Ik heb Caribou altijd beschouwd als een soort overgangsplaat, alsof John besefte dat hij tussen de twee meesterwerken Goodbye yellow brick road en Captain Fantastic even wat gas moest terugnemen, een tussendoortje om even wat stoom mee af te blazen en wat rondslingerende composities op te lozen. Hij had dat natuurlijk ook kunnen doen in de vorm van een verzameling B-kantjes en outtakes, of een plaat met geliefde covers uit je jeugd zoals Bowie, Lennon en The Band die rond die tijd ook maakten, maar in plaats daarvan schreef hij gewoon even een nieuwe plaat bij elkaar, en hoewel je mij niet gaat horen beweren dat dit album het niveau van zijn voorganger of zijn opvolger aantikt vind ik Caribou eigenlijk vooral het bewijs dat John gedurende het eerste decennium van zijn carrière zodanig geïnspireerd was dat zelfs zijn tussendoortjes nog een geweldig hoog niveau haalden.
Sterker nog, de twee singles die hier bij de favorieten ook stijf bovenaan staan vind ik eigenlijk de minste nummers van de plaat (The bitch is back klinkt geforceerd-rockend, en Don't let the sun go down on me duurt er uuuuren over om aan te komen bij een refrein dat vervolgens ook nog eens dreigt te worden overstemd door een veel te overdadig gearrangeerd en in woordloos drama zwelgend Beach Boys-achtig koor). De rest van het album daarentegen getuigt voor mij van een grenzeloos spelplezier, een enorme inventiviteit, een groot vermogen om in de meest verschillende stijlen toch perfecte popnummers te smeden, en vooral (zoals bij John gebruikelijk) een fabelachtig reservoir aan pakkende melodieën.
Pinky is een lieve en zeer tedere liefdesbetuiging, Grimsby een aandoenlijke ode aan een klein en zeer Engels kustplaatsje (lekkere fuzzgitaar van Davey Johnstone), Dixie Lily tegelijkertijd een fraaie pastiche en een prima serieus te nemen stukje Americana (met opnieuw geweldig snarenwerk van Johnstone), Solar prestige a gammon een grappige zonnige "Italiaanse" popsong die schreeuwt om een cover van Dean Martin (met dank aan de xylofoon van Ray Cooper, de veelzijdige percussionist die op dit album officieel tot Johns begeleidingsband is toegetreden), You're so static is alles dat The bitch is back had moeten zijn (en hier klinkt de gitaar nu bijna als een orgel), op het paranoïde I've seen the saucers krijgt Cooper zóveel geluidjes uit zijn verschillende percussie-instrumenten dat ik had durven zwéren dat er een synthesizer of een theremin bij zit, van Stinker druipt het vuil bijna af (met dank aan de manier waarop Bernie Taupin de woorden van zijn tekst mede om hun grofstoffelijke klank lijkt te hebben gekozen: "Seeds and weeds and muddy meals / Crawling around the earth", "Burnin' vermin stink"), en Ticking heeft niet alleen een benauwende tekst die elk jaar profetischer lijkt te worden maar ook een prachtige melodie die paradoxaal genoeg door het karige arrangement juist extra diepte krijgt.
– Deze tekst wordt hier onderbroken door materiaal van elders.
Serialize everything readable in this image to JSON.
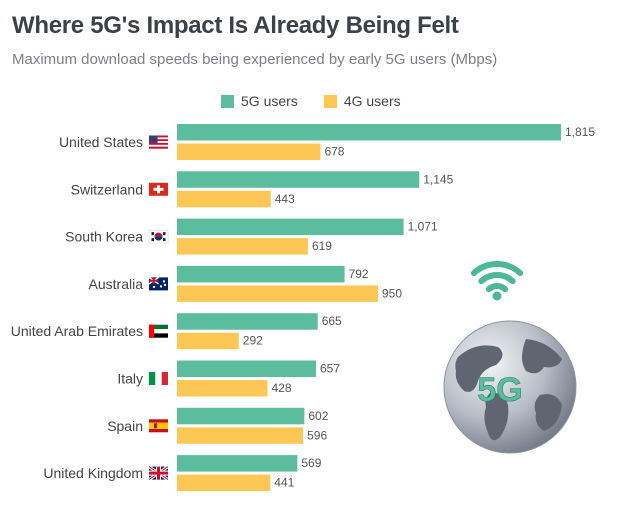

Nee, voor mij heeft Caribou echt veel te veel kwaliteiten (en hoogtepunten) om als tussendoortje of "mindere plaat" te kunnen worden afgedaan. Gewoon een volwaardige, kwalitatief hoogwaardige en bovendien extreem gevarieerde plaat in Johns discografie. (4 weken nummer 1 in de Amerikaanse albumlijsten, en dát met zo'n fabuleus lelijke hoes.)
Nog iets grappigs: in het boekje bij de CD-remaster uit 1995 vertelt John Tobler dat Elton John zó genoeg had van al die mensen die zijn nummers op zoveel manieren probeerden te ontleden dat hij Bernie Taupin tenslotte opdroeg "[to] go write any old meaningless rubbish. So he wrote Solar prestige a gammon, but little did I know, the swine, five fishes were mentioned in it, so then we had all those other religious maniacs saying 'But there are five fishes'." In een boekje met interviews uit 1974 noemt John echter een heel andere aanleiding: "The Beatles did a medley with a nonsense Italian thing [Sun King] on Abbey Road, so Bernie wrote a song with different words that just meant nothing, which obviously we're going to be a prime target for."